Nah, setelah berulang kali lobi-lobi namun tetap tidak ada kabar, akhirnya pemprov memilih investor baru, yakni Persada Investment (Panin Group). Tapi seiring waktu juga, nasibnya sama. Tidak ada kejelasan pembangunan.
Padahal Sisi Darat sudah selesai 100% pada akhir desember 2013. walhasil, kini ada bandara Abunawas di Samarinda, bandara yang terminal penumpangnya megah tapi tidak ada landas pacunya.
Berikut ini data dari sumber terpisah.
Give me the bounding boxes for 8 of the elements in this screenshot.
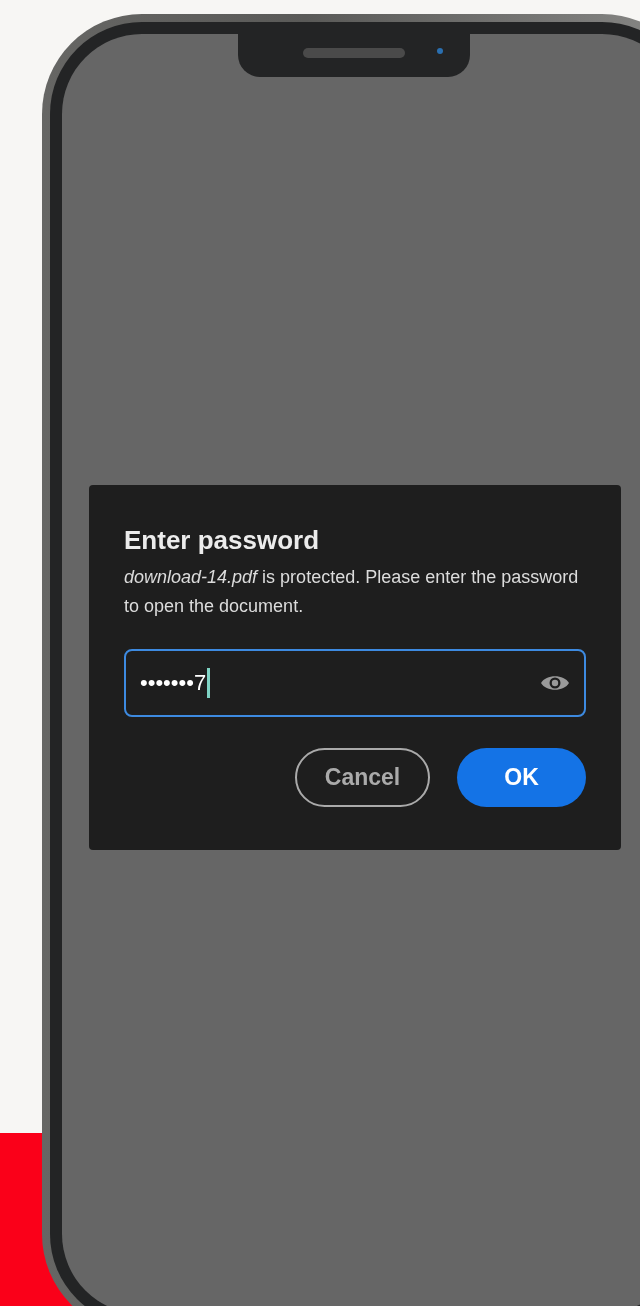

Memang masih banyak pemberitaan tentang "optimisme" penyelesaian proyek BSB ini. Namun saya masih tetap menganggapnya berita tak bermakna, selagi belum ada groundbreaking yang nyata untuk sisi udara. biarlah berita-berita "optimis" itu tetap ada agar kita tidak lupa dengan BSB, tapi jangan dijadikan pegangan. Selama beton belum dicor ke tanah, saya masih tidak berharap banyak, masih harus mengandalkan sepinggan, masih harus sabar dengan derita mabuk darat menuju Balikpapan. Menyebalkan!